Our story ends with Bruce closing out his audio case file. Soren had been drugged by an elder but had escaped. Through hallucinations, he believed himself to be the harbinger of Yuletide, thus becoming the catalyst to the cult’s demise. As for the creature, it seems to have had its way and returned to wherever it came from.
Analysis: The main cover shows Batman tied to a stake, being burned, which is reminiscent of the Salem Witch Trials. While the only fire in the issue was seen on burning chains and a few torches, the idea of the cult collective-consciousness is clearly present with the masked onlookers eagerly waiting for the Batman’s death.
The variant cover seems to be at least reminiscent of Batman: Noel, which lines up with more of the ‘holiday’ theme than anything actually taking place in the issue. The art is gorgeous here, being heavily detail-focused.
This issue itself now gives sense to the main cover of the previous issue, which shows a horrifying creature looming behind Batman, the same creature which is only revealed about halfway through THIS issue.
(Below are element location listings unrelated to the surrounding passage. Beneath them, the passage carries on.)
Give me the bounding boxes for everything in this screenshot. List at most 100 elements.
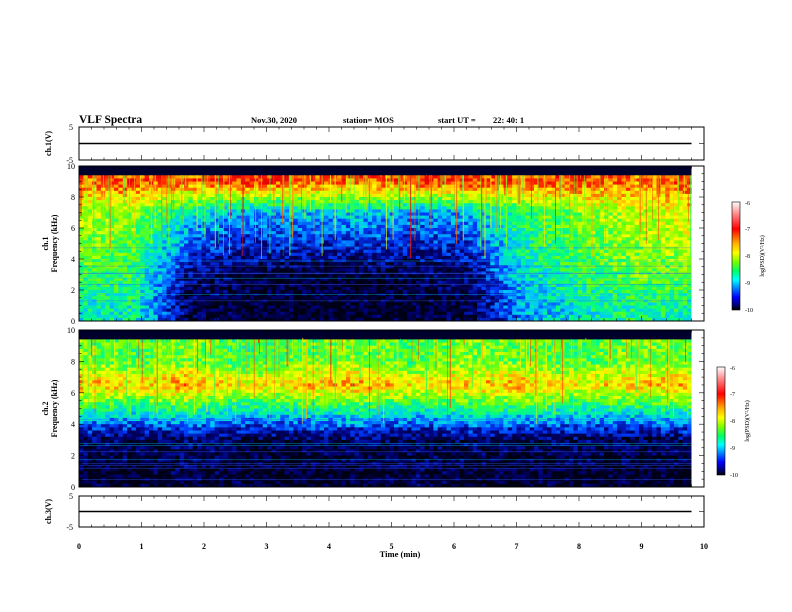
- spectrogram-cell: [420, 265, 426, 269]
- spectrogram-cell: [223, 280, 229, 285]
- spectrogram-cell: [446, 172, 452, 176]
- spectrogram-cell: [398, 237, 404, 241]
- spectrogram-cell: [184, 252, 189, 257]
- spectrogram-cell: [350, 243, 356, 247]
- spectrogram-cell: [315, 224, 321, 229]
- spectrogram-cell: [232, 181, 237, 185]
- spectrogram-cell: [472, 255, 478, 260]
- spectrogram-cell: [197, 302, 202, 306]
- spectrogram-cell: [197, 218, 202, 223]
- spectrogram-cell: [118, 231, 124, 235]
- spectrogram-cell: [79, 308, 84, 313]
- spectrogram-cell: [433, 212, 439, 216]
- spectrogram-cell: [201, 234, 207, 238]
- spectrogram-cell: [109, 221, 115, 226]
- spectrogram-cell: [363, 237, 369, 241]
- spectrogram-cell: [411, 290, 417, 294]
- spectrogram-cell: [127, 268, 132, 272]
- spectrogram-cell: [153, 237, 159, 241]
- spectrogram-cell: [306, 237, 312, 241]
- spectrogram-cell: [197, 314, 202, 319]
- spectrogram-cell: [87, 268, 93, 272]
- spectrogram-cell: [302, 218, 307, 223]
- spectrogram-cell: [254, 255, 259, 260]
- spectrogram-cell: [499, 178, 504, 182]
- spectrogram-cell: [429, 311, 434, 316]
- spectrogram-cell: [249, 255, 255, 260]
- spectrogram-cell: [219, 215, 224, 220]
- spectrogram-cell: [96, 190, 102, 195]
- spectrogram-cell: [162, 200, 167, 204]
- spectrogram-cell: [219, 311, 224, 316]
- spectrogram-cell: [284, 200, 290, 204]
- spectrogram-cell: [433, 172, 439, 176]
- spectrogram-cell: [345, 228, 351, 232]
- spectrogram-cell: [79, 215, 84, 220]
- spectrogram-cell: [175, 193, 181, 198]
- spectrogram-cell: [354, 308, 360, 313]
- spectrogram-cell: [210, 224, 216, 229]
- spectrogram-cell: [407, 172, 412, 176]
- spectrogram-cell: [96, 308, 102, 313]
- spectrogram-cell: [114, 240, 119, 244]
- spectrogram-cell: [131, 311, 137, 316]
- spectrogram-cell: [446, 317, 452, 322]
- spectrogram-cell: [424, 286, 430, 291]
- spectrogram-cell: [407, 181, 412, 185]
- spectrogram-cell: [127, 280, 132, 285]
- spectrogram-cell: [499, 193, 504, 198]
- spectrogram-cell: [284, 175, 290, 179]
- spectrogram-cell: [192, 274, 198, 278]
- spectrogram-cell: [411, 197, 417, 201]
- spectrogram-cell: [210, 181, 216, 185]
- spectrogram-cell: [131, 209, 137, 213]
- spectrogram-cell: [192, 302, 198, 306]
- spectrogram-cell: [245, 231, 251, 235]
- spectrogram-cell: [109, 190, 115, 195]
- spectrogram-cell: [157, 283, 163, 288]
- spectrogram-cell: [262, 215, 268, 220]
- spectrogram-cell: [114, 172, 119, 176]
- spectrogram-cell: [429, 172, 434, 176]
- spectrogram-cell: [407, 203, 412, 207]
- spectrogram-cell: [144, 314, 150, 319]
- spectrogram-cell: [140, 237, 146, 241]
- spectrogram-cell: [293, 255, 299, 260]
- spectrogram-cell: [192, 200, 198, 204]
- spectrogram-cell: [450, 237, 456, 241]
- spectrogram-cell: [455, 178, 461, 182]
- spectrogram-cell: [297, 209, 303, 213]
- spectrogram-cell: [376, 240, 382, 244]
- spectrogram-cell: [227, 252, 233, 257]
- spectrogram-cell: [407, 166, 412, 170]
- spectrogram-cell: [306, 283, 312, 288]
- spectrogram-cell: [201, 305, 207, 309]
- spectrogram-cell: [153, 252, 159, 257]
- spectrogram-cell: [468, 231, 474, 235]
- spectrogram-cell: [380, 255, 386, 260]
- spectrogram-cell: [332, 290, 338, 294]
- spectrogram-cell: [306, 184, 312, 189]
- spectrogram-cell: [472, 209, 478, 213]
- spectrogram-cell: [306, 172, 312, 176]
- spectrogram-cell: [490, 262, 496, 266]
- spectrogram-cell: [324, 212, 329, 216]
- spectrogram-cell: [367, 178, 373, 182]
- spectrogram-cell: [157, 240, 163, 244]
- spectrogram-cell: [275, 203, 281, 207]
- spectrogram-cell: [472, 215, 478, 220]
- spectrogram-cell: [442, 246, 447, 251]
- spectrogram-cell: [289, 237, 294, 241]
- spectrogram-cell: [114, 234, 119, 238]
- spectrogram-cell: [394, 190, 399, 195]
- spectrogram-cell: [144, 268, 150, 272]
- spectrogram-cell: [328, 317, 334, 322]
- spectrogram-cell: [293, 215, 299, 220]
- spectrogram-cell: [184, 203, 189, 207]
- spectrogram-cell: [415, 200, 421, 204]
- spectrogram-cell: [472, 296, 478, 300]
- spectrogram-cell: [92, 175, 97, 179]
- spectrogram-cell: [389, 228, 395, 232]
- spectrogram-cell: [92, 169, 97, 173]
- spectrogram-cell: [394, 215, 399, 220]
It’s difficult to appreciate the artwork on the cover of Detective Comics #1018 because it’s a spoiler for the story as a whole.
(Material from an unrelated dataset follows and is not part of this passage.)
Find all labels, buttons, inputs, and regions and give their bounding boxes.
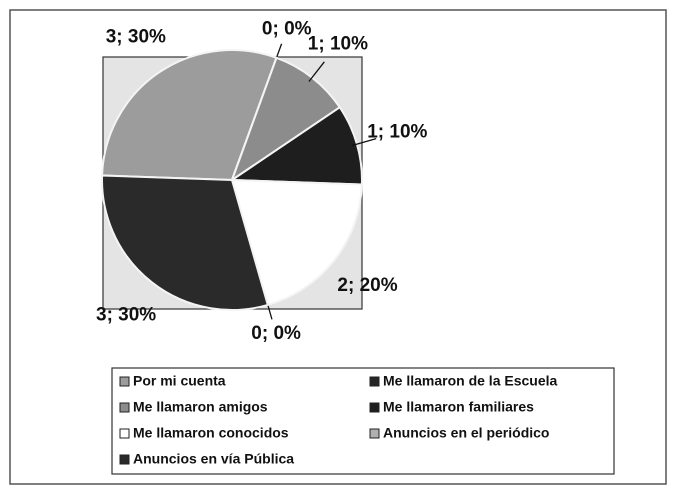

While this latter half of the story reveals why Soren Rinsdale murdered the victims from the first half (he being under the influence of hallucinogens), Peter Tomasi seems to forget the first few pages of #1018, which shows events that had happened centuries ago. I had half-expected that Viking to have been the same one terrorizing present-day Gotham. There is no tie-up with that scene at any point in either issue. Honestly, I would have preferred that idea to the one of a cross-dimensional being who used people’s beliefs as a physical doorway through which it could enter for a meal. It just seems like WAY too much effort to put in for such a short time.
I did enjoy the fight at the tree lighting, using a small spark of electricity to bring the big man down. Mostly I enjoyed seeing Bruce and Lucius trying to act their way out of police attention. Lucius still has some hours to put in, it seems. I do wish we’d spent more time with the backstory of Jack Elder, a washed-up actor who created a Nordic cult that would actually perform sacrifices. Some stories are too long, but I believe this one would have been enhanced by another issue or two. The hospital Soren is taken to is Saint Anthony’s of Gotham. Saint Anthony is the saint of the lost, and I wonder if Soren’s memory loss is indicative of Saint Anthony. I don’t think it’s too much of a stretch.
The artwork is very good, and the entire time I was reading this, I thought it could have been an episode of Batman: The Animated Series. Godlewski’s style fits very well with that type of animation.
Final Thoughts: This is still not my favorite Tomasi. With a little more relationship work between some of these characters, the impact of the story may have hit a little deeper.